过片二句,写相思无望,唯有梦里相寻。小晏词中,常写梦魂寻人之意 :“梦魂惯得无拘检,又踏杨花过谢桥”(《鹧鸪天 》)、“梦入江南烟水路,行尽江南,不与离人遇”(《蝶恋花》),同是写梦寻,但又用意各别。本词云“路不知 ”,即是说连寻找也不可能了,语更深切 。《文选》沈约《别范安成诗》:“梦中不识路,何以慰相思?”李善注:“《韩非子》曰:‘六国时,张敏与高惠二人为友,每相思不能得见,敏便于梦中往寻,但行至半道,即迷不知路,遂回,如此者三 。’”小晏此词,运用前人故事,但又自出新意。
入梦的描写与上下文融合无垠,成为全词中有机的组成部分。
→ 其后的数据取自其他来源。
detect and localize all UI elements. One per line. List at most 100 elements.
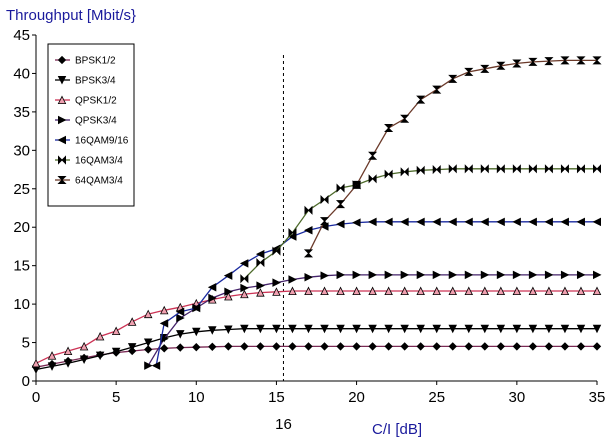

从而逼出末三句:再想等他的短信寄来,以慰离恨,恐怕也已太迟,因为又到了枕畔凉生的清秋时节!梦里难寻,唯有等音书寄来,可是书信又迟迟不至,闺中人的离恨就更无法排遣了。词中不言“长信”而曰“短书”,个中已有难言之处 ,连这草草两三行的短信也没有,则游子的薄情可知。古人惯用雁足传书故事 ,“待短书”与上片“初见雁”呼应。末句表面上是说秋天到来,因而感到玉枕太凉了,其实是寒夜独居心之寒的另一种说法。
综上,此词上片写吹笛、见雁,下片写欲梦、待书。吹笛而云“谁教月下吹 ,”意即枉吹;见雁而云“漫道行人雁后归 ,”意即空见。欲在梦中相逢,而梦中又不知道路 ;等待书信到来,书信又迟迟不到。以上这一切,说明离恨无法排遣,怅惘之情愈转愈深。
生查子
晏几道
金鞭美少年,
去跃青骢马。
牵系玉楼人,
绣被春寒夜。
消息未归来,
寒食梨花谢。
无处说相思,
背面秋千下。
此为思妇词。词中通过环境、景物描写来烘托人物的感情,抒写了女主人公的相思怀人之情。词之上片写少年出游,下片写闺思,以“牵系”二字提契全篇,抒情重点在末二句。